The anthology is laced with work from Shakespeare, Donne, Marvell, DH Lawrence, Cavafy, Dickinson, Yeats, Whitman, Ovid, ee cummings, and Edna St Vincent Millay, to mention just a few.

Fleur Adcock included Wendy Cope’s caustic view of the price of sex, from a man’s point of view, among her selection: “I need a woman, honest and sincere / Who’ll come across on half a point of beer,” reflecting perhaps Adcock’s own dispassionate view of the opposite sex in her own poem ‘Madmen’.

Nic Aubury has two brief poems in the anthology – ‘Casanever’ (“To most men, the notion / of ‘romance and mystery’ / means clearing the porn from / their Internet history”)  - and ‘The Couple Upstairs’ (“Their bed springs start to creak; / their ardour has awoken. / That’s twice at least this week. / Their telly must be broken”).

Sex can be a laugh, but it is a lot of other things as well. Caroline Bird referred to what the publicists have described as the “raucous” nature of the anthology when she confessed: “Being in a Penguin anthology sounds like definitely something I would have boasted about to my grandparents. But unfortunately the poem that I happen to have featured in this anthology, my grandparents can never, ever read.” She then read out her poem, ‘The Plague’, as well as one by Sharon Olds, ‘Sex without Love’. 

Tim Liardet read several sections from Walt Whitman’s ‘I Sing the Body Electric’, as well as his own poem of awakening, ‘Viginty Alley’, which will appear under a slightly different title in his forthcoming collection from Carcanet.

Sophie Hannah said she was very interested in the “hypocrisy” involving sex. Talking of her own, wry poem, ‘Rubbish at Adultery’, said she believed people were either “innately” faithful or unfaithful, with problems only cropping up when “people don’t stick to their correct category”.

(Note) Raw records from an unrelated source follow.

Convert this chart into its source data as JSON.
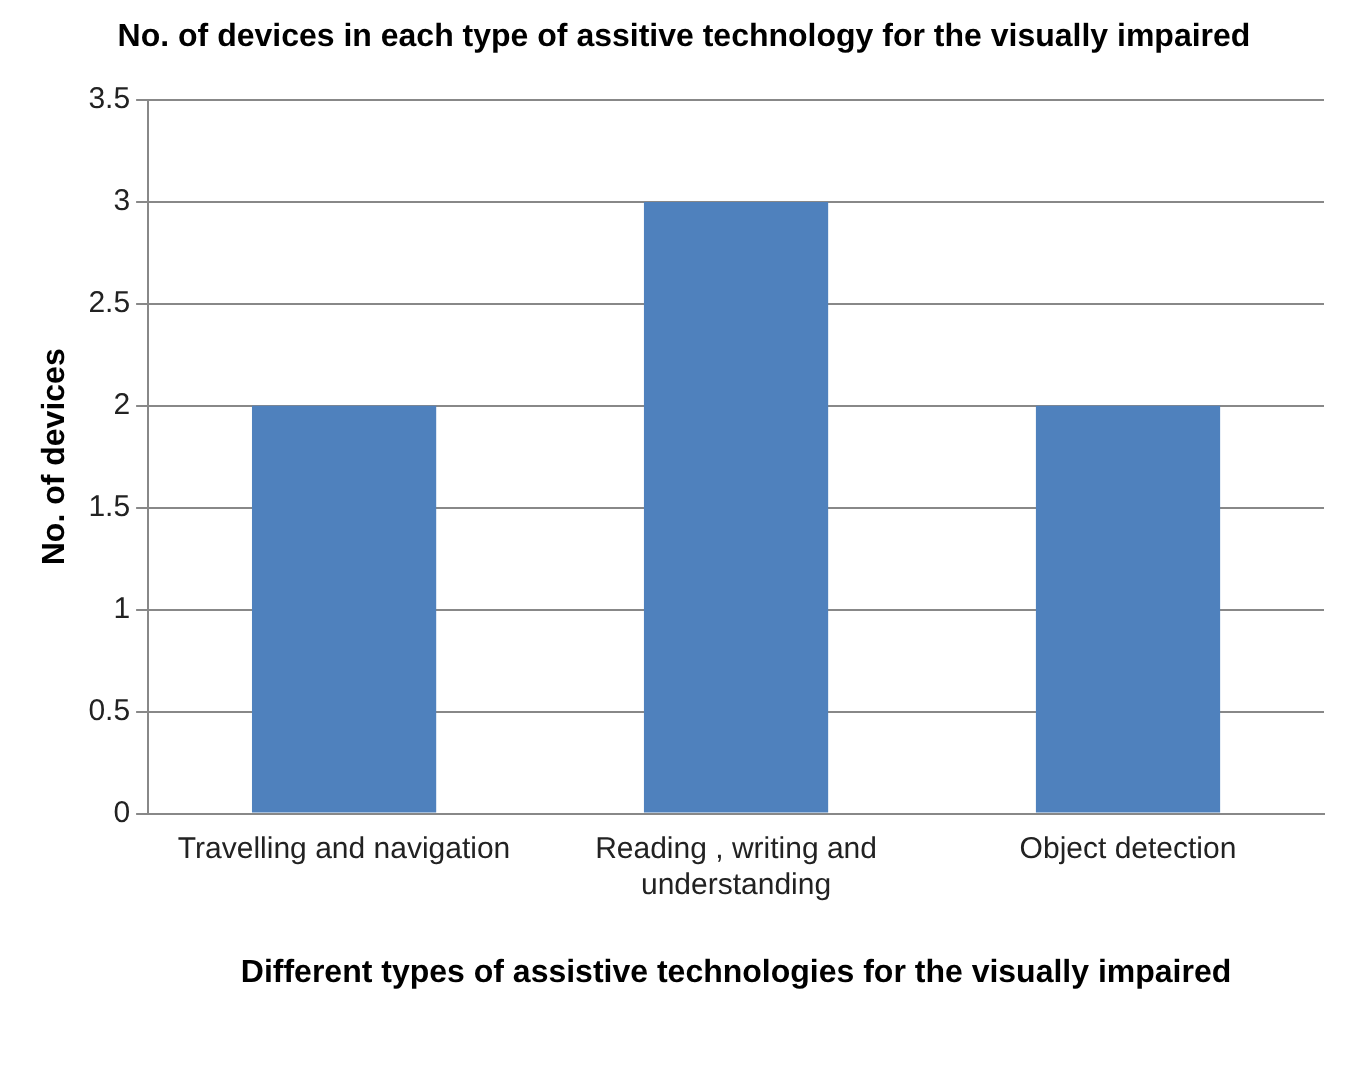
{
  "chart_data": {
    "type": "bar",
    "title": "No. of devices in each type of assitive technology for the visually impaired",
    "xlabel": "Different types of assistive technologies for the visually impaired",
    "ylabel": "No. of devices",
    "categories": [
      "Travelling and navigation",
      "Reading , writing and understanding",
      "Object detection"
    ],
    "values": [
      2,
      3,
      2
    ],
    "color": "#4f81bd",
    "ylim": [
      0,
      3.5
    ],
    "yticks": [
      0,
      0.5,
      1,
      1.5,
      2,
      2.5,
      3,
      3.5
    ],
    "grid": "y",
    "legend": false
  }
}
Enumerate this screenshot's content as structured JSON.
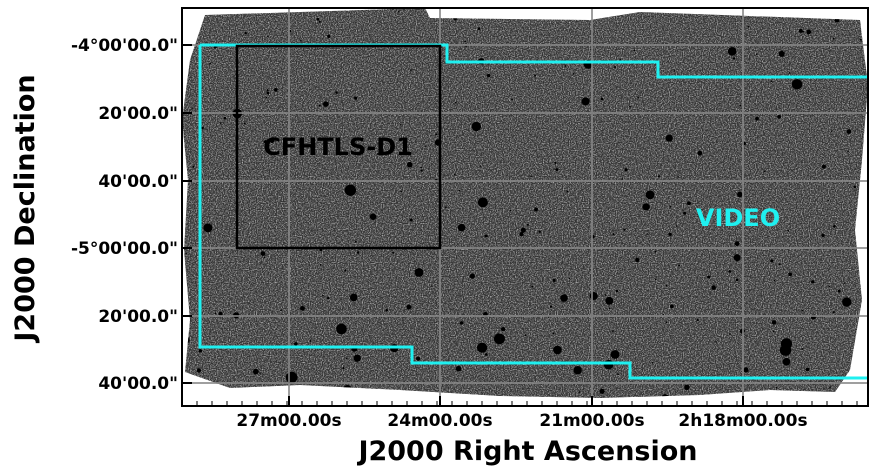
{
  "x_axis": {
    "label": "J2000 Right Ascension",
    "ticks": [
      "27m00.00s",
      "24m00.00s",
      "21m00.00s",
      "2h18m00.00s"
    ]
  },
  "y_axis": {
    "label": "J2000 Declination",
    "ticks": [
      "-4°00'00.0\"",
      "20'00.0\"",
      "40'00.0\"",
      "-5°00'00.0\"",
      "20'00.0\"",
      "40'00.0\""
    ]
  },
  "annotations": {
    "deep_field": "CFHTLS-D1",
    "survey": "VIDEO"
  }
}
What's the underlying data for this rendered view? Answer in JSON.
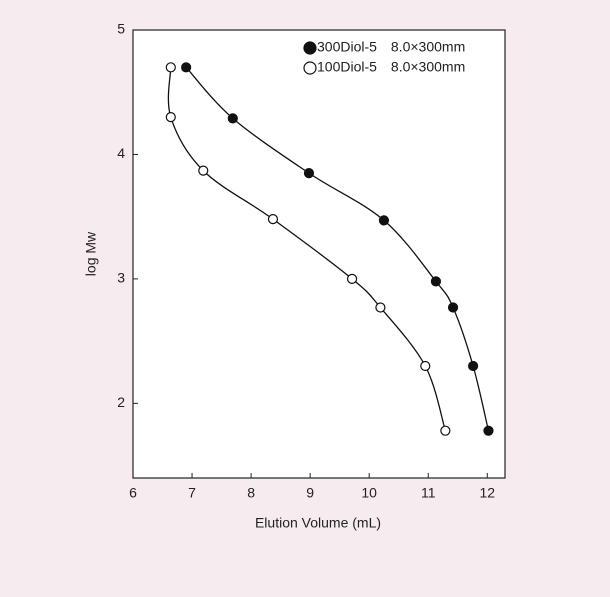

Dan Burt  – “I’ve had four wives, five marriages” – apologised for bringing what he described as “a note of seriousness and guilt to the evening”, adding that “adultery is a subject that interests me very much”. His own poems included  ‘The Faithful’, when a women on a trip with her family slips away to call her lover; and ‘End of the Affair’, a reference to the Graham Greene novel about adultery, with a man and his lover releasing hands “to adjust demeanour for a neighbour”, a moment that leads them to separate soon after, “sans goodbye / Relieved what never lived had died.”

Asked, at the end of an entertaining Q&A session, if there might be a volume two, Hannah said the selection process had started with 30-odd poems that she knew she would like to include. After that, she gathered material by “a mixture of going to the Poetry Library, reading as many poetry books as I could, asking all my poet friends if they knew any good poems about sex, asking the Poetry Society to put it up on their website - and I just got loads sent in, far more than I could have picked. So yes, there could be a volume two. I’ll suggest it!”

She insisted during the evening that the anthology was not “designed to turn people on”. But she added that it included poems that she had selected, but would not necessarily be comfortable with reading out in public; poems such as Auden’s five-page ‘The Platonic Blow’, a graphic account of homosexual fellatio, perhaps. The point is, as my wife reasonably put it, you can’t be shocked by the contents of a volume that has the letters S, E and X elegantly emblazoned over its back and front. The Poetry of Sex joins those thinly populated ranks of unputdownable poetry books; reeking of salty life, in all its diversity.